Key points:
- Reducing fibronectin increases amyloid clearance and improves other damage caused by Alzheimer’s disease.
- Researchers identified a protective variant of the fibronectin gene that reduces the odds of developing Alzheimer’s disease.
- Based on genetic sequencing studies, the team estimates that 1% to 3% of APOE4e4 carriers in the United States may also carry the protective fibronectin mutation.
Fibronectin is a component of the blood-brain barrier that is typically present in minute amounts, but is increased in people with Alzheimer’s disease. In this study, researchers identified a variant of the fibronectin gene that reduces the odds of developing Alzheimer’s disease by preventing buildup of excess fibronectin. Their discovery, published in Acta Neuropathologica, supports emerging evidence that the blood vessels in the brain play a crucial role in Alzheimer’s disease.
Researchers utilized both a zebrafish model of Alzheimer’s disease and mouse studies to show that excess fibronectin prevents the clearance of amyloid deposits from the brain. Additionally, they found that reducing fibronectin increased amyloid clearance and improved other damage caused by Alzheimer’s disease.
Researchers then sequenced the genome of hundreds of APOEe4 carriers over the age of 70, including those with and without Alzheimer’s disease. They discovered the protective fibronectin variant in people who inherited APOEe4 —a gene form that significantly increases the risk of developing Alzheimer’s disease—but never developed symptoms.
“These resilient people can tell us a lot about the disease and what genetic and non-genetic factors might provide protection,” said study co-leader Badri Vardarajan, professor at Columbia University.
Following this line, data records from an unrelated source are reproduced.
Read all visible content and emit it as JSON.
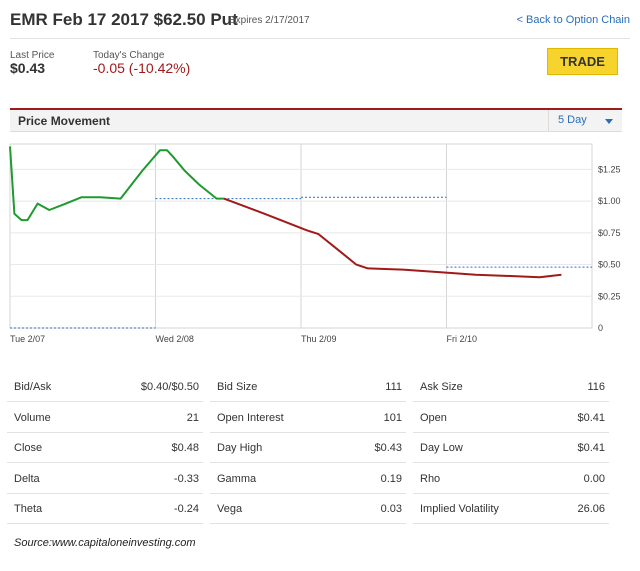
{
  "header": {
    "title": "EMR Feb 17 2017 $62.50 Put",
    "expires": "Expires 2/17/2017",
    "back_link": "< Back to Option Chain"
  },
  "quote": {
    "last_price_label": "Last Price",
    "last_price": "$0.43",
    "change_label": "Today's Change",
    "change": "-0.05 (-10.42%)",
    "trade_label": "TRADE"
  },
  "price_movement": {
    "title": "Price Movement",
    "range": "5 Day"
  },
  "chart_data": {
    "type": "line",
    "x_ticks": [
      "Tue 2/07",
      "Wed 2/08",
      "Thu 2/09",
      "Fri 2/10"
    ],
    "y_ticks": [
      "0",
      "$0.25",
      "$0.50",
      "$0.75",
      "$1.00",
      "$1.25"
    ],
    "ylim": [
      0,
      1.45
    ],
    "xlim": [
      0,
      4
    ],
    "colors": {
      "up": "#1e9a2f",
      "down": "#a01a1a",
      "prev_close": "#2a6ebb"
    },
    "up_series": {
      "x": [
        0,
        0.03,
        0.08,
        0.12,
        0.19,
        0.27,
        0.36,
        0.49,
        0.62,
        0.76,
        0.91,
        1.03,
        1.08,
        1.12,
        1.2,
        1.3,
        1.42,
        1.47
      ],
      "y": [
        1.43,
        0.9,
        0.85,
        0.85,
        0.98,
        0.93,
        0.97,
        1.03,
        1.03,
        1.02,
        1.24,
        1.4,
        1.4,
        1.35,
        1.24,
        1.13,
        1.02,
        1.02
      ]
    },
    "down_series": {
      "x": [
        1.47,
        1.75,
        2.04,
        2.12,
        2.25,
        2.38,
        2.46,
        2.7,
        2.96,
        3.2,
        3.44,
        3.64,
        3.79
      ],
      "y": [
        1.02,
        0.9,
        0.77,
        0.74,
        0.62,
        0.5,
        0.47,
        0.46,
        0.44,
        0.42,
        0.41,
        0.4,
        0.42
      ]
    },
    "prev_close_levels": [
      {
        "day": "Tue 2/07",
        "value": 0.0
      },
      {
        "day": "Wed 2/08",
        "value": 1.02
      },
      {
        "day": "Thu 2/09",
        "value": 1.03
      },
      {
        "day": "Fri 2/10",
        "value": 0.48
      }
    ]
  },
  "stats": [
    [
      {
        "label": "Bid/Ask",
        "value": "$0.40/$0.50"
      },
      {
        "label": "Bid Size",
        "value": "111"
      },
      {
        "label": "Ask Size",
        "value": "116"
      }
    ],
    [
      {
        "label": "Volume",
        "value": "21"
      },
      {
        "label": "Open Interest",
        "value": "101"
      },
      {
        "label": "Open",
        "value": "$0.41"
      }
    ],
    [
      {
        "label": "Close",
        "value": "$0.48"
      },
      {
        "label": "Day High",
        "value": "$0.43"
      },
      {
        "label": "Day Low",
        "value": "$0.41"
      }
    ],
    [
      {
        "label": "Delta",
        "value": "-0.33"
      },
      {
        "label": "Gamma",
        "value": "0.19"
      },
      {
        "label": "Rho",
        "value": "0.00"
      }
    ],
    [
      {
        "label": "Theta",
        "value": "-0.24"
      },
      {
        "label": "Vega",
        "value": "0.03"
      },
      {
        "label": "Implied Volatility",
        "value": "26.06"
      }
    ]
  ],
  "source": "Source:www.capitaloneinvesting.com"
}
Other research groups replicated the study and combined their data with the current work. Together, they analyzed data from all 11,000 participants and calculated that the mutation reduced the odds of developing Alzheimer’s in APOE4e4 carriers by 71%. The mutation also staves off the disease by approximately four years.
The team estimates that 1% to 3% of APOE4e4 carriers in the United States—roughly 200,000 to 620,000 people—may also carry the protective fibronectin mutation. Importantly, this variant could protect against Alzheimer’s disease in people with other forms of APOE4.
“Anything that reduces excess fibronectin should provide some protection,” explained study co-leader Caghan Kizil, professor at Columbia. “A drug that does this could be a significant step forward in the fight against this debilitating condition.”